There’s value in learning from others’ experiments, successes, and occasional failures with 2-Hydroxy-4-methylpyridine. In the lab, meticulous note-keeping pays off, especially regarding solvent choices or purification steps. Several colleagues find that slow crystallization from polar solvents delivers the cleanest product, with minimal fuss in post-reaction washing. For larger runs, scalable protocols based on literature or shared industrial wisdom cut down on wasted time dialing in conditions from scratch.

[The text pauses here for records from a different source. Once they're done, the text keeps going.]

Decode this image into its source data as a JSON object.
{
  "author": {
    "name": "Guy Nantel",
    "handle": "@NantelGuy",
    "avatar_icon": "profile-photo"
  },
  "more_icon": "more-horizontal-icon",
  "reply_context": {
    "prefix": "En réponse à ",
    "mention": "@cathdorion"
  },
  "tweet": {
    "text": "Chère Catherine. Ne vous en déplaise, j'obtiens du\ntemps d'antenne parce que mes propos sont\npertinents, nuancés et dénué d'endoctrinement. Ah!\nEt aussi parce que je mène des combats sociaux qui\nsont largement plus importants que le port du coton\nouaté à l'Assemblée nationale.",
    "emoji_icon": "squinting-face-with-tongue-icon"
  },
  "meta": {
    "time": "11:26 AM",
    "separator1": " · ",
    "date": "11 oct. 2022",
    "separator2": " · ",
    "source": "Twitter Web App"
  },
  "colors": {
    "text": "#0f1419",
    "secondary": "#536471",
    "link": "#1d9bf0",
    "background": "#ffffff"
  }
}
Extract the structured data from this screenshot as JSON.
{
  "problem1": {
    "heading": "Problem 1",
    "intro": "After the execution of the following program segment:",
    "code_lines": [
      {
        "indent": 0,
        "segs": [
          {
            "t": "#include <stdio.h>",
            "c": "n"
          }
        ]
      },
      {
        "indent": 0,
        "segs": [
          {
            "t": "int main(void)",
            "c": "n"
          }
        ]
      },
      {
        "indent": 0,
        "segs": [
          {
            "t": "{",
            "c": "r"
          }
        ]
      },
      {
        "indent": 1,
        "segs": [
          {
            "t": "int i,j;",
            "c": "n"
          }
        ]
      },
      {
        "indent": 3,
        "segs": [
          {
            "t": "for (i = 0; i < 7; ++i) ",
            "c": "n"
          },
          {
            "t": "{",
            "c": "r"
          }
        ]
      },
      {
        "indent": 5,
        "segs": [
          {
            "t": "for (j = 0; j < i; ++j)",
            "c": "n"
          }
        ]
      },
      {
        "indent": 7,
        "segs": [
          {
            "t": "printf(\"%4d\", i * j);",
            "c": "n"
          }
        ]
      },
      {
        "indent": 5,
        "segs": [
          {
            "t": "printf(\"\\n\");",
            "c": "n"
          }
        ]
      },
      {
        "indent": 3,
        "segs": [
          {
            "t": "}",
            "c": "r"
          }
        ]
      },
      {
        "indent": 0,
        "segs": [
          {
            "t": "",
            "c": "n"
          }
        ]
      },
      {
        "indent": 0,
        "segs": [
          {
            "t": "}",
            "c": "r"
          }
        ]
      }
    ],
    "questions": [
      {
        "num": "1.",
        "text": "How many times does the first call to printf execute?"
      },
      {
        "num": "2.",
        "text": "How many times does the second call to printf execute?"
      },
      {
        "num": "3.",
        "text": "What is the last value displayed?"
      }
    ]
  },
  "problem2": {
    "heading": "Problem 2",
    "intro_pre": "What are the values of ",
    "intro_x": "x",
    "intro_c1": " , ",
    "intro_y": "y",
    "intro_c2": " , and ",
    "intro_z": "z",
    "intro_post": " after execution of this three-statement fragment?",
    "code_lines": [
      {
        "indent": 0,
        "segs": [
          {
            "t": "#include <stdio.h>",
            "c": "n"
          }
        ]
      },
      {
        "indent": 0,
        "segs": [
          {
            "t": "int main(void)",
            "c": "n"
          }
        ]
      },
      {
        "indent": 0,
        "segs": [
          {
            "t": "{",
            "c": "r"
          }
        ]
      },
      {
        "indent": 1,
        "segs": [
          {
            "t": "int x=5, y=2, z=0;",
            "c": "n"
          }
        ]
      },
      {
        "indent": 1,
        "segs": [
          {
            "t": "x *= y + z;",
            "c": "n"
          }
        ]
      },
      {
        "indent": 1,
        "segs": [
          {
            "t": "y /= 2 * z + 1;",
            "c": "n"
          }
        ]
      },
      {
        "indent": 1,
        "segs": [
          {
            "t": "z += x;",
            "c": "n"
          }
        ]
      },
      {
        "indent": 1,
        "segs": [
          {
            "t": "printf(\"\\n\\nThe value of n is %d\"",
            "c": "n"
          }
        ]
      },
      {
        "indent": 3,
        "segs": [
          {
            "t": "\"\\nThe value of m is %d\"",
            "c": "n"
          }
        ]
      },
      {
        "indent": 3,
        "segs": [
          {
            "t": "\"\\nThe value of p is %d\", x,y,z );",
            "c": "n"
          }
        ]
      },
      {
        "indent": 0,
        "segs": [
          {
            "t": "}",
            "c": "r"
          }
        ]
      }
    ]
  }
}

I’ve seen teams experiment with multiple synthetic strategies—classic condensation, oxidative coupling, and transition-metal-catalyzed routes—all depending on local priorities around efficiency, cost, and safety. Open conversations about results—whether at group meetings or during conference poster sessions—help spread the practical know-how that makes or breaks a project. Sharing HPLC retention times, common impurities, or storage tips supports both consistency and quality. This informal knowledge network has proven as valuable as any catalog entry or supplier certification, strengthening research communities worldwide.
As the broader chemical enterprise focuses on more sustainable, efficient, and innovative solutions, compounds like 2-Hydroxy-4-methylpyridine will likely see even broader application. By working closely with trusted suppliers, staying current with regulatory guidance, and adopting new best practices in both safety and environmental performance, the community can maximize the potential of this versatile building block. The small details—clear supplier records, honest reporting of purity, openness about challenges—ensure that each bottle finding its way to a bench or pilot plant supports real progress. No shortcut replaces hands-on experience, critical evaluation, or personal connections that drive new discoveries.
In any competitive field, success favors those who blend robust science with the wisdom shared within their professional networks. With its unique blend of features, reliability in application, and room for innovation, 2-Hydroxy-4-methylpyridine underscores that truth. Thoughtful, well-documented use advances both chemistry and the industries relying on it—one reaction, one solution at a time.